Las notas de prensa recordaban que Calderón ya había recibido, en 1997, por parte del mismo foro, el premio al Líder Mundial del Futuro.
Este reconocimiento generó alguna controversia en México, especialmente entre los sectores más críticos de la gestión de Calderón. Más allá de los indicadores económicos de México –que han sido objeto de un análisis minucioso a partir del último informe de la Auditoría Superior de la Federación–, Calderón será recordado por la guerra contra las drogas, y los 50,000 muertos con que se saldará este año su período de gobierno.
El semanario Proceso, en su edición del pasado 19 de febrero, documenta varios casos de abusos sistemáticos cometidos por actores estatales como el ejército y las policías federales y municipales contra la población civil, que en teoría se busca proteger a través de esta guerra. En el caso del ejército mexicano, se han dado desapariciones forzadas y muertes violentas contra civiles, las cuales han sido juzgadas a través del fuero militar, creando el habitual círculo de impunidad y apelaciones a las instancias regionales de derechos humanos.
Una reciente nota del Washington Post señala que los precandidatos presidenciales en México evitan posicionarse sobre la violencia relacionada con las drogas, y lanzan cortinas de humo cuando se les pregunta al respecto de sus estrategias. Este es el caso de Enrique Peña Nieto, el representante del PRI y favorito en las encuestas.
Nada hace suponer que la guerra contra las drogas vaya a detenerse, y el sucesor del presidente Calderón se verá compelido a continuarla. ¿Qué significa esto para Guatemala?, el anuncio del Presidente Pérez Molina, y su posterior ofensiva diplomática, por discutir la despenalización del consumo de drogas debe ser puesto en un contexto regional.

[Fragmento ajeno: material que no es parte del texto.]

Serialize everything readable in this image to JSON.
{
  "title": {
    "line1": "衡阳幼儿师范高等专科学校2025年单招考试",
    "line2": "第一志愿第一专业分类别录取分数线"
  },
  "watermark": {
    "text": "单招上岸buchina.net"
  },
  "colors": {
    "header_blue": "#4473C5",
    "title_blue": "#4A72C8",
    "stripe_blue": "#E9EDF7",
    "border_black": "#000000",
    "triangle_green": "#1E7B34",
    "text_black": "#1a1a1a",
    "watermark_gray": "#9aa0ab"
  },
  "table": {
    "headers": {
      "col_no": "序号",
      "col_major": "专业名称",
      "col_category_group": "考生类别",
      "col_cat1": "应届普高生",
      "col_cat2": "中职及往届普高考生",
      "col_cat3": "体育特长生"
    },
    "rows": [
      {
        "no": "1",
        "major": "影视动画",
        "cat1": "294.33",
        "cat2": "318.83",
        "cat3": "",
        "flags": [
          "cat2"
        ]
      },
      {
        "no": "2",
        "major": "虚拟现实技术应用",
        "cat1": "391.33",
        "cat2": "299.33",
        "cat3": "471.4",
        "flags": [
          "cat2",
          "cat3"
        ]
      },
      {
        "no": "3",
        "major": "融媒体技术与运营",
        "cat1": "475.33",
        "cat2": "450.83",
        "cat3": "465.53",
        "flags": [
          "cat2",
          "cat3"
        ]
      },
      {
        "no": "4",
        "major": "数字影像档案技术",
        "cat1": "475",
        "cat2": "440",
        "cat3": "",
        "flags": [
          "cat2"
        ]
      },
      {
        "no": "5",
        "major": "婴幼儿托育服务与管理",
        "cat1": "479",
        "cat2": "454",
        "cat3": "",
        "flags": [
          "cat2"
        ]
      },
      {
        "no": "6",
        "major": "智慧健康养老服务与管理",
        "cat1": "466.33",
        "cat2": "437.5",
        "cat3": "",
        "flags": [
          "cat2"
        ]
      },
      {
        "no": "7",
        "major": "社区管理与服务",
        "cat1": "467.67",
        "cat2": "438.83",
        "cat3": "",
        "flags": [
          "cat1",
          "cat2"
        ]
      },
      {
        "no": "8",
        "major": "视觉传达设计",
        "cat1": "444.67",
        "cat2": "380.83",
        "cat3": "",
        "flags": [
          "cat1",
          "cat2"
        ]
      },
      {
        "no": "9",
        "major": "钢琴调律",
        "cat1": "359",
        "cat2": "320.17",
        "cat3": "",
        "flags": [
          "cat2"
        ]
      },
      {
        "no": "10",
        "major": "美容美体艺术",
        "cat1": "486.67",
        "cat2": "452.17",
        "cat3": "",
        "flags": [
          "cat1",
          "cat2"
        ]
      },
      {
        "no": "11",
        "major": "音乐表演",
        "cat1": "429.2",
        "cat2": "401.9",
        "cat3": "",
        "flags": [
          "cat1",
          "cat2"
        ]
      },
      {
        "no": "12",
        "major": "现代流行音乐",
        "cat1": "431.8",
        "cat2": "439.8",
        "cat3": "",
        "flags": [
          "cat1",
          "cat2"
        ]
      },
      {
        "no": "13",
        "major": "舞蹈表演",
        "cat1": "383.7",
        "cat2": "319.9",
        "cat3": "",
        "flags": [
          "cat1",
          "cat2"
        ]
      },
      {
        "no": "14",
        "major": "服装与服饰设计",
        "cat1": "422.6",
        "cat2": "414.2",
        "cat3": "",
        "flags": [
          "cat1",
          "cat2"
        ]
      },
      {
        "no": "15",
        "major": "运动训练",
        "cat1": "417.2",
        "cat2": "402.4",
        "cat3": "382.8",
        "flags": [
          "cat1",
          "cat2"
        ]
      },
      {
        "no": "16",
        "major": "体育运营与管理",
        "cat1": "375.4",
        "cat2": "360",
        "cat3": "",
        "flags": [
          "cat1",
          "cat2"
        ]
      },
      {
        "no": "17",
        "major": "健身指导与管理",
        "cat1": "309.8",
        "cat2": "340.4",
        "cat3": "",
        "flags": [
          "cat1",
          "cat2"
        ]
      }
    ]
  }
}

Desde 2003 se discutían ya los efectos de la aplicación conjunta de los planes Mérida y Colombia, y cómo esto afectaría al istmo centroamericano al empujar a los cárteles hacia esta región del mundo. El posterior surgimiento de los Zetas, y su rápida expansión en el triángulo norte centroamericano, solo confirmaron estas apreciaciones.
La despenalización, en principio, suena como una idea atractiva a fin de establecer la corresponsabilidad de las naciones desarrolladas, que deberían hacer más para prevenir el consumo de drogas entre sus propios ciudadanos, y detener las actividades de sus propios cárteles y redes criminales. Sin embargo, tampoco se puede afirmar que legalizar el consumo será una panacea. Los partidarios de la despenalización buscan los ejemplos de naciones europeas, en las cuales los índices de violencia disminuyeron con la legalización del consumo, sin considerar las obvias diferencias de la penetración de las estructuras criminales en nuestras sociedades.
El informe 2010 de la Oficina de Naciones Unidas contra la Droga y el Delito señala el creciente número de incautaciones de embarques de cocaína y la erradicación de grandes extensiones de cultivos de coca, y que las drogas sintéticas empiezan a remplazar el consumo de la cocaína y la mariguana en los mercados de consumidores de países desarrollados.
Si estos hechos se convierten en una tendencia creciente, el tráfico de cocaína y otras substancias dejarán de tener el valor comercial que ahora representan, simplemente porque serán remplazadas por sustancias diseñadas y producidas, metafóricamente, en un garaje. En otros términos: el futuro del negocio parece apuntar hacia la eliminación de la cadena de proveedores.
En este escenario, si bien los proveedores desaparecerían del esquema del negocio, no se esfumaran de la vida de nuestros países. Para entonces contarán, como lo hacen ya, con importantes extensiones agrícolas, dinero, empresas y propiedades inmuebles, que les permitirían disputar el poder político a las élites. ¿Es ese el futuro que queremos?, ¿es ese el futuro que las élites quieren?
La pregunta queda abierta. Despenalizar, legalizar o incluirse en una costosa guerra frontal, parecen ser opciones de un círculo vicioso sin salida, a menos que se detenga el consumo.